The 27-page bill was released this week by the Santa Clara, Calif.-based company as part of a new interactive website that "aims to bring together policymakers and others in a transparent and open process that helps drive the development of actual data privacy legislation," Intel said Thursday.
[Related: Intel Mum On When Entry-Level CPU, IoT Supply Will Improve]
"The collection of personal information is a growing concern. The US needs a privacy law that both protects consumer privacy and creates a framework in which important new industries can prosper," David Hoffman, Intel's associate general counsel and global privacy officer, said in a statement.
The proposed legislation comes as technology companies face increased scrutiny over how they handle personal data. Earlier this year, the European Union's General Data Protection Regulation rules went into effect, requiring companies to be transparent about how user data is handled and to get permission before that data can be used, or else face heavy fines. Apple CEO Tim Cook recently said it's time for the U.S. and other countries to follow Europe with stronger data privacy laws.

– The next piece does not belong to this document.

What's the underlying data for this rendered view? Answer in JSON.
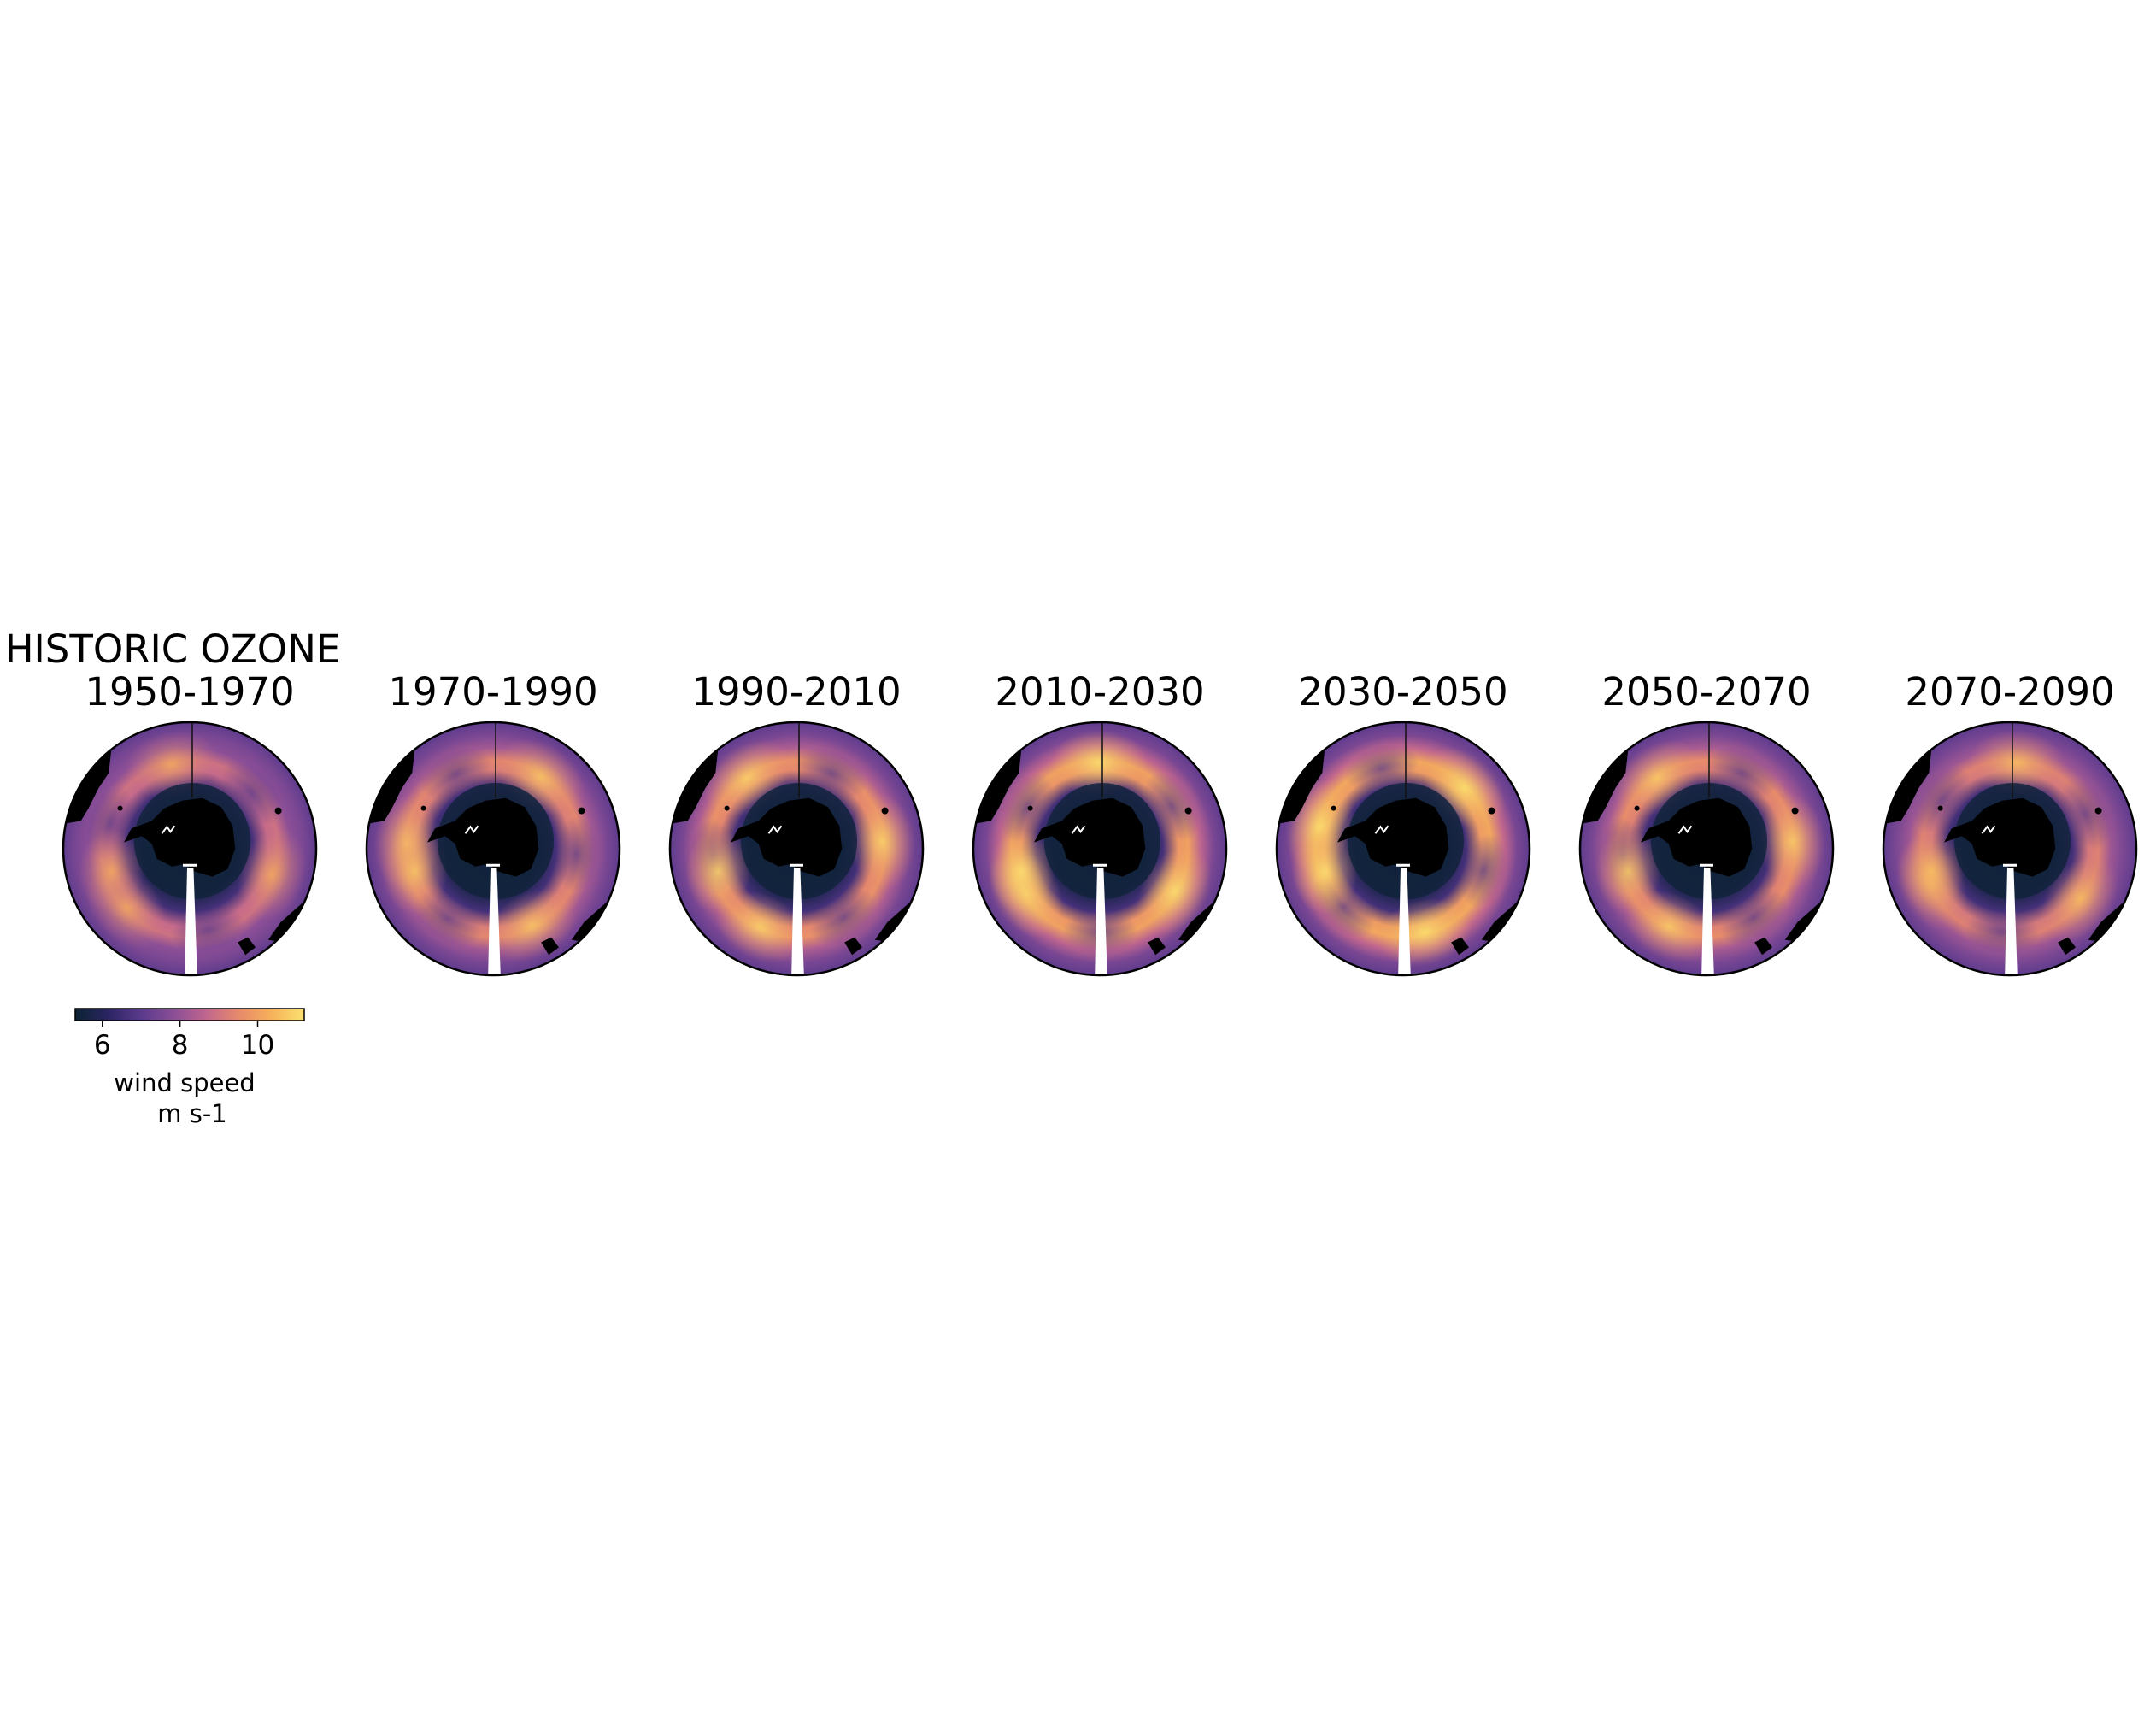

Intel's proposed bill calls for companies to provide annual certification to the Federal Trade Commission of the safeguards they are taking to protect personal data. If the certification is found to contain false or inaccurate information, the company officer who issued the report could face up to $1 million in fines and up to 10 years in prison, according to the proposal.
The proposed bill would require companies to receive explicit consent from users for the collection of personal information that could create "significant privacy risk," including geolocation data, biometric data, physical and mental health data, sexual life data and genetic data. Beyond that, companies would have to provide public information about how they specifically use personal data.
Intel's model legislation also seeks to regulate the use of personal data for machine learning, algorithms, predictive analytics and similar applications. Companies would have to determine that those applications "are reasonably free from bias and error" when processing personal data.
Companies in violation of the rules would face a fine of $16,500 per user impacted and no greater than $1 billion under the proposal. However, companies that provide annual certification with no false statements would be protected from any fines under a safe harbor provision. The rules wouldn't apply to companies with fewer than 15 employees and those that collect data from fewer than 5,000 individuals.
Intel said it encourages the public to review and comment on the proposed bill on its interactive website to "help to promote the development of constructive data privacy legislation in Congress."